The modern diet has experienced a major shift in energy distribution derived from carbohydrates, proteins, and fats. In contrast to traditional diets, a larger proportion of energy in modern diets comes from simple carbohydrates and fats, leading to a significant reduction in dietary fibre. Additionally, the type of fat consumed has shifted from crude oils to refined oils and trans fats, resulting in diets that lack essential minerals and vitamins. The prevalence of calorie-dense fats and sugars, combined with lifestyle changes involving reduced physical activity, has led to an increase in obesity/overweight issues, not only in urban populations but also among rural communities. This shift is further exacerbated by rising disposable incomes, which have enabled the rise in unhealthy foods, and the advent of quick commerce.

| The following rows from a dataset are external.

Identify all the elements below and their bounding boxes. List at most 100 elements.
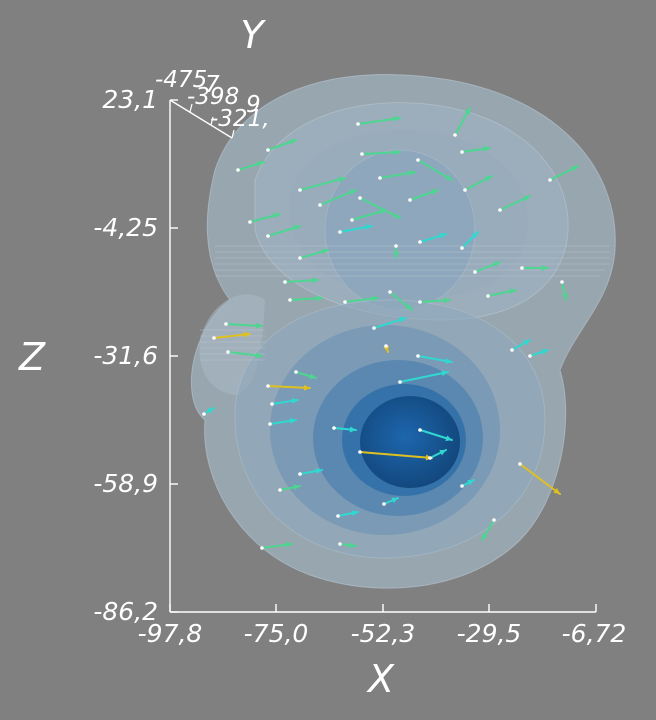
vector-origin-dot	[378, 176, 382, 180]
vector-arrowhead	[365, 224, 372, 231]
z-tick-label: -4,25	[93, 213, 158, 242]
vector-origin-dot	[318, 203, 322, 207]
axes-frame	[169, 99, 597, 613]
vector-arrow	[359, 451, 433, 459]
vector-arrow	[417, 159, 453, 181]
z-tick-label: -31,6	[93, 341, 158, 370]
vector-arrow	[225, 323, 263, 327]
vector-arrowhead	[467, 480, 474, 486]
vector-origin-dot	[338, 542, 342, 546]
vector-origin-dot	[398, 380, 402, 384]
vector-origin-dot	[298, 256, 302, 260]
vector-arrow	[519, 463, 561, 495]
vector-origin-dot	[268, 422, 272, 426]
vector-origin-dot	[356, 122, 360, 126]
vector-arrowhead	[541, 349, 548, 355]
vector-origin-dot	[212, 336, 216, 340]
vector-arrow	[319, 189, 357, 206]
vector-arrowhead	[443, 297, 450, 304]
vector-arrowhead	[445, 174, 452, 180]
vector-arrowhead	[405, 303, 412, 310]
vector-arrowhead	[393, 149, 400, 156]
vector-origin-dot	[298, 188, 302, 192]
vector-arrowhead	[285, 541, 292, 548]
surface-striations	[200, 245, 610, 361]
vector-origin-dot	[248, 220, 252, 224]
vector-origin-dot	[278, 488, 282, 492]
vector-arrowhead	[289, 417, 296, 424]
vector-arrowhead	[257, 160, 264, 167]
vector-arrowhead	[571, 166, 578, 172]
vector-arrowhead	[303, 384, 310, 391]
vector-origin-dot	[416, 158, 420, 162]
vector-arrowhead	[439, 232, 446, 239]
vector-origin-dot	[473, 270, 477, 274]
vector-origin-dot	[498, 208, 502, 212]
vector-origin-dot	[463, 188, 467, 192]
vector-arrowhead	[523, 340, 530, 346]
vector-origin-dot	[372, 326, 376, 330]
vector-origin-dot	[283, 280, 287, 284]
vector-arrowhead	[311, 277, 318, 284]
vector-origin-dot	[338, 230, 342, 234]
vector-arrowhead	[445, 435, 452, 442]
vector-arrowhead	[431, 189, 438, 195]
vector-origin-dot	[518, 462, 522, 466]
vector-arrowhead	[464, 108, 470, 115]
vector-origin-dot	[266, 234, 270, 238]
vector-arrowhead	[553, 488, 560, 494]
vector-origin-dot	[270, 402, 274, 406]
y-axis-line	[169, 99, 233, 139]
isosurface-core	[360, 396, 460, 488]
vector-arrowhead	[321, 248, 328, 255]
vector-origin-dot	[418, 240, 422, 244]
vector-field-arrows	[202, 107, 579, 550]
vector-origin-dot	[460, 246, 464, 250]
y-axis-title: Y	[240, 13, 266, 57]
vector-arrowhead	[483, 145, 490, 152]
x-tick-label: -75,0	[244, 619, 309, 648]
vector-arrow	[357, 117, 401, 125]
y-tick-label: 7	[205, 72, 220, 98]
vector-arrowhead	[393, 252, 399, 258]
vector-arrowhead	[289, 139, 296, 145]
y-tick-label: 9	[246, 92, 261, 118]
vector-origin-dot	[288, 298, 292, 302]
vector-origin-dot	[382, 502, 386, 506]
vector-origin-dot	[408, 198, 412, 202]
vector-arrowhead	[351, 510, 358, 517]
vector-origin-dot	[260, 546, 264, 550]
vector-arrow	[213, 333, 251, 339]
vector-arrowhead	[338, 176, 345, 183]
vector-origin-dot	[224, 322, 228, 326]
vector-arrow	[359, 197, 401, 219]
x-tick-label: -29,5	[457, 619, 522, 648]
y-tick-label: -321,	[210, 106, 270, 132]
y-tick-label: -475	[155, 67, 207, 93]
vector-origin-dot	[394, 244, 398, 248]
vector-origin-dot	[388, 290, 392, 294]
vector-origin-dot	[358, 450, 362, 454]
x-tick-label: -52,3	[351, 619, 416, 648]
vector-arrowhead	[391, 497, 398, 504]
z-tick-marks	[170, 99, 178, 613]
vector-arrowhead	[315, 468, 322, 475]
vector-origin-dot	[358, 196, 362, 200]
z-axis-title: Z	[18, 335, 46, 379]
vector-arrowhead	[349, 426, 356, 433]
vector-origin-dot	[486, 294, 490, 298]
vector-arrowhead	[315, 295, 322, 302]
y-tick-marks	[189, 103, 235, 139]
vector-arrowhead	[523, 195, 530, 202]
vector-origin-dot	[384, 344, 388, 348]
x-axis-title: X	[366, 657, 395, 701]
vector-arrowhead	[243, 331, 250, 338]
vector-origin-dot	[453, 133, 457, 137]
x-tick-label: -97,8	[138, 619, 203, 648]
vector-origin-dot	[520, 266, 524, 270]
vector-origin-dot	[266, 384, 270, 388]
vector-arrowhead	[399, 316, 406, 323]
vector-origin-dot	[343, 300, 347, 304]
vector-arrowhead	[493, 261, 500, 268]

According to a recent study published in The Lancet by the Indian Council of Medical Research, the overall prevalence of diabetes among Indians is around 11.4%, with 15.3% of the population being pre-diabetic—individuals whose blood sugar levels are higher than normal, placing them at greater risk of developing diabetes. The prevalence of hypertension is estimated to be around 35.5%. Additionally, obesity is becoming more common, with 28.6% of the population classified as obese and 39.5% experiencing abdominal obesity (ICMR-INDIAB National Cross-Sectional Study, The Lancet, Vol. II, (7), pp. 474-489, July 2023). Similar trends were observed in the National Family Health Survey-5, which included data on diabetes prevalence and hypertension for the first time.
These statistics are alarming and suggest an ever-increasing burden of non-communicable diseases, which have long-term implications, such as reduced productivity, diminished physical and mental work efficiency, and higher healthcare costs.